JENGA as a Financial Metaphor

Playing JENGA and watching the interest rate yield curve flatten involve similar degrees of suspense.

Watching the Fed raise interest rates a little bit at a time reminds me of the classic family game of Jenga, where players remove a block at a time from a tower of 54 wooden blocks. A similar kind of suspense is involved, I guess.

Back in 2005 and 2006, I remember watching Alan Greenspan raise rates a quarter point at a time and thinking, ‘If this guy can get us back to a normal yield curve without crashing the stock market, he’ll deserve the Nobel Prize.’ (Or maybe I didn’t think that; maybe I’m suffering from hindsight bias.)

We know how that ended. And we know from handwringing press reports this week that Fed tightening and flat yield curves (defined as a narrow spread between 2-year and 10-year rates) are very often harbingers of recessions.

When a highly leveraged system encounters rising rates, bad things can happen. The more leveraged you are, the less you can afford an increase in your financing costs or a decline in the value of your collateral. Leverage in the system can be like high blood pressure: You don’t know how high it is until you have a stroke.

Peaks in margin debt sometimes presage a stock market crash. According to Yardeni Research, margin debt reached at all time high this week of about $650 billion. That sounds bad. Before the financial crisis of 2008, it peaked between $400 and $450 billion.

But as a percentage of the value of the Wilshire 5000 equity index, margin debt is lower today than ten years ago: about 2.4% (down from a spike of more than 2.8%). And it’s moving sideways, not spiking. That doesn’t sound as ominous.

To understand all this, you have to grasp fixed income at a deep level. Sometimes, when contemplating bonds, I feel like I’m walking in a mental Möbius strip. Joan, a former co-worker of mine at Vanguard, used to say that you’re either born with the “bond gene” or not. Difficulty with bonds, she believed, isn’t density. It’s destiny.

As a consumer, I’ve benefited from low rates over the past 10 years. A few years ago, a mortgage refinance helped us replace our old kitchen’s turquoise appliances and mock-Tudor cabinets with pale wood and stainless steel. But, inconsistently, I’ve also hoped that long-term rates would rise, helping savers and annuity issuers.

Ten-year rates have been rising, but not as fast as short-term rates. Exactly two years ago, the 10-year Treasury yielded 1.46%. Yesterday, that number was 2.84%. But in the last two years, the one-month yield has risen to 1.79% from just 0.25%. So we have a flattening yield curve.

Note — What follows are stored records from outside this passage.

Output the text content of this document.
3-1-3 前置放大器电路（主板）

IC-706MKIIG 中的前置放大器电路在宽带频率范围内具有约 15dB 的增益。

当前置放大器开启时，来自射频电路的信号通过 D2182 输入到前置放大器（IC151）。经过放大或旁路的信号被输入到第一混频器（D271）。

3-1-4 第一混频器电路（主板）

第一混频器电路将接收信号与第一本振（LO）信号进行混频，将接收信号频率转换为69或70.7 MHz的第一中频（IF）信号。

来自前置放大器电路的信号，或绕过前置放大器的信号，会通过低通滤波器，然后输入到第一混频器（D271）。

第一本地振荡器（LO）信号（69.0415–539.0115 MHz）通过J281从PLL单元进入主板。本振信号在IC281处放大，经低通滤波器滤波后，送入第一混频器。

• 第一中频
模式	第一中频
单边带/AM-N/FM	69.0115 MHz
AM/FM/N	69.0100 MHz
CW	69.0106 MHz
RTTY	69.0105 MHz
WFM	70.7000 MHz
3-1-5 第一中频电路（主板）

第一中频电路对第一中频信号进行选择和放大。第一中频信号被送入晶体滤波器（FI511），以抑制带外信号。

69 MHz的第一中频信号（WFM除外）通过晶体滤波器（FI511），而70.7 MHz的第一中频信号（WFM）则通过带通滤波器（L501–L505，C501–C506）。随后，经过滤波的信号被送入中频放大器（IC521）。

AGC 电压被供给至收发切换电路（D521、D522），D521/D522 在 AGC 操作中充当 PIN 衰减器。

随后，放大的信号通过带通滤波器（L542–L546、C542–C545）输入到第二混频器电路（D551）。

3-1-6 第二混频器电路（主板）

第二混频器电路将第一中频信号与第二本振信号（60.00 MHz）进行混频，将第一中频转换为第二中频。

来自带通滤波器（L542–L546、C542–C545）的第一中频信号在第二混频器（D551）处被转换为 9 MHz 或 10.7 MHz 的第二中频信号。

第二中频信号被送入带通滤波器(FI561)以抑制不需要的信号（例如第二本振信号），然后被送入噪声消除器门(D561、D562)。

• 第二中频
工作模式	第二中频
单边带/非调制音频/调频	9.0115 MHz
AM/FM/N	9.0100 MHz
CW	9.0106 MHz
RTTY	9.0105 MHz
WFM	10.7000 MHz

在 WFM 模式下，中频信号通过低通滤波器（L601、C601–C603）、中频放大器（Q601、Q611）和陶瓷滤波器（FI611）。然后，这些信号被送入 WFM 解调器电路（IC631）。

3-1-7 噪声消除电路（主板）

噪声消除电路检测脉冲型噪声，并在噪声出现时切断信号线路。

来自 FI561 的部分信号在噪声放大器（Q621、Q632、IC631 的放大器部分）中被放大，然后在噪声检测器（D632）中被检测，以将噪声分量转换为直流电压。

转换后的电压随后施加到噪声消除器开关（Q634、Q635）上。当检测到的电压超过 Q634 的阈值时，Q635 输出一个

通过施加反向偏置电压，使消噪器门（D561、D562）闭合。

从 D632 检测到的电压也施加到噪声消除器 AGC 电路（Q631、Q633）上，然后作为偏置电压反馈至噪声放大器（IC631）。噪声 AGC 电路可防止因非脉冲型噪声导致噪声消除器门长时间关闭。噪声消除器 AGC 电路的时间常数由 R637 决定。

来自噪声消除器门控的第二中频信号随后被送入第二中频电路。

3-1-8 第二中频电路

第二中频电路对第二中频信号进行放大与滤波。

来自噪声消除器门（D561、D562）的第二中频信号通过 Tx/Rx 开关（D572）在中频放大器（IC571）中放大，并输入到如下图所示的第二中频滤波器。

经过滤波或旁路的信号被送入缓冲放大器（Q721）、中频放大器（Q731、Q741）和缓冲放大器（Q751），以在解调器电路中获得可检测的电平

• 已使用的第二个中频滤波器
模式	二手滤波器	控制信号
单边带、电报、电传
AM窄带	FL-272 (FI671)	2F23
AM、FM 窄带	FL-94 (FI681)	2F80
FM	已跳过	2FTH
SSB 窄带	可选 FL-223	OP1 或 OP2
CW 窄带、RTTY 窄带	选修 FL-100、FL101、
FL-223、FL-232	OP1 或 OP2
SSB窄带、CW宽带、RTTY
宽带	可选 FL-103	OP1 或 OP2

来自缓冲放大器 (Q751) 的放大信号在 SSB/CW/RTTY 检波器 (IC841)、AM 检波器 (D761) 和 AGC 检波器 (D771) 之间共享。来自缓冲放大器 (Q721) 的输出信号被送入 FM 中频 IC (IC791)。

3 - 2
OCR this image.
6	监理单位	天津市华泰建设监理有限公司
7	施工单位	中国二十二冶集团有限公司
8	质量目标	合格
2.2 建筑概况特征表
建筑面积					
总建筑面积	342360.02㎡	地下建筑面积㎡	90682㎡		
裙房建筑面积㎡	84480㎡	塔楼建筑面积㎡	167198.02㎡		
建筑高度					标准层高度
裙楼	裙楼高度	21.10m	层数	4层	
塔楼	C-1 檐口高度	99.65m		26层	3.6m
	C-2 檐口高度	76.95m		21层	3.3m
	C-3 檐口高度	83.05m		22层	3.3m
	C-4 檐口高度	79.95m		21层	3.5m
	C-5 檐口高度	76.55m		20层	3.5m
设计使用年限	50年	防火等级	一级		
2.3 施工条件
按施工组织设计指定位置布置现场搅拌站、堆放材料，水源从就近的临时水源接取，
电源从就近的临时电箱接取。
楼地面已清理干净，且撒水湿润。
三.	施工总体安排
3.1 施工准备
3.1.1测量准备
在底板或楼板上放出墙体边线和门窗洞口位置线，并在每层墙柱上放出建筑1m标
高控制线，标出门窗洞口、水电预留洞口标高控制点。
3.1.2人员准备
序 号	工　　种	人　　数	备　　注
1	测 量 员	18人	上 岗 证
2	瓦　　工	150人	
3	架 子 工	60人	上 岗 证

A flat yield curve can become an inverted yield, where long-term bonds are paying lower yields than short-term bonds, despite their higher interest-rate risk. That’s considered a possible leading indicator of recession. But we’re nowhere near the kind of inverted yield curve that occurred before the 2008 recession.

Scrolling through the Treasury Department’s pre-crash interest rate data, I found some very strange numbers this week. On January 22, 2005, the one-month government yield was 1.89%, the two-year yield was 3.21% and the 10-year yield was 4.20%. That sounds healthy, right? But by February 1, 2006, when Ben Bernanke succeeded Alan Greenspan as Fed chairman, the one-month rate was 4.33%, the two-year rate was 4.59% and the 10-year rate was 4.57%. Talk about inversion.

It got worse. A year later, on February 21, 2007, the one-month rate was 5.27%, the 2-year was 4.82% and the 10-year was 4.69%. (That sounds bizarre. On the other hand, the yield curve was similarly shaped during the middle of the boom ten years earlier.) Bernanke must have been worried about inflation in 2007: the Consumer Price Index spiked at just above 4%.

Back to the present: The Fed could presumably push up longer-term rates and steepen the yield curve by selling some of the dodgy fixed income instruments it bought during its Quantitative Easing period, when ended in 2016. But there has been no indication of that. In January 2015, the Fed’s assets totaled $4.516 trillion. Last week, that number was $4.316 trillion, a drop of just 4.4%.

Putting a lot of long-term assets on the market could also kick off an undesirable chain reaction. By increasing the supply of long-term assets relative to demand, it would reduce the prices of existing bonds. That could create the equivalent of margin calls on bonds used as collateral and raise the payments of borrowers who planned to roll over their debts or refinance. A vicious cycle could lead to further sell-offs and then to you-know-what.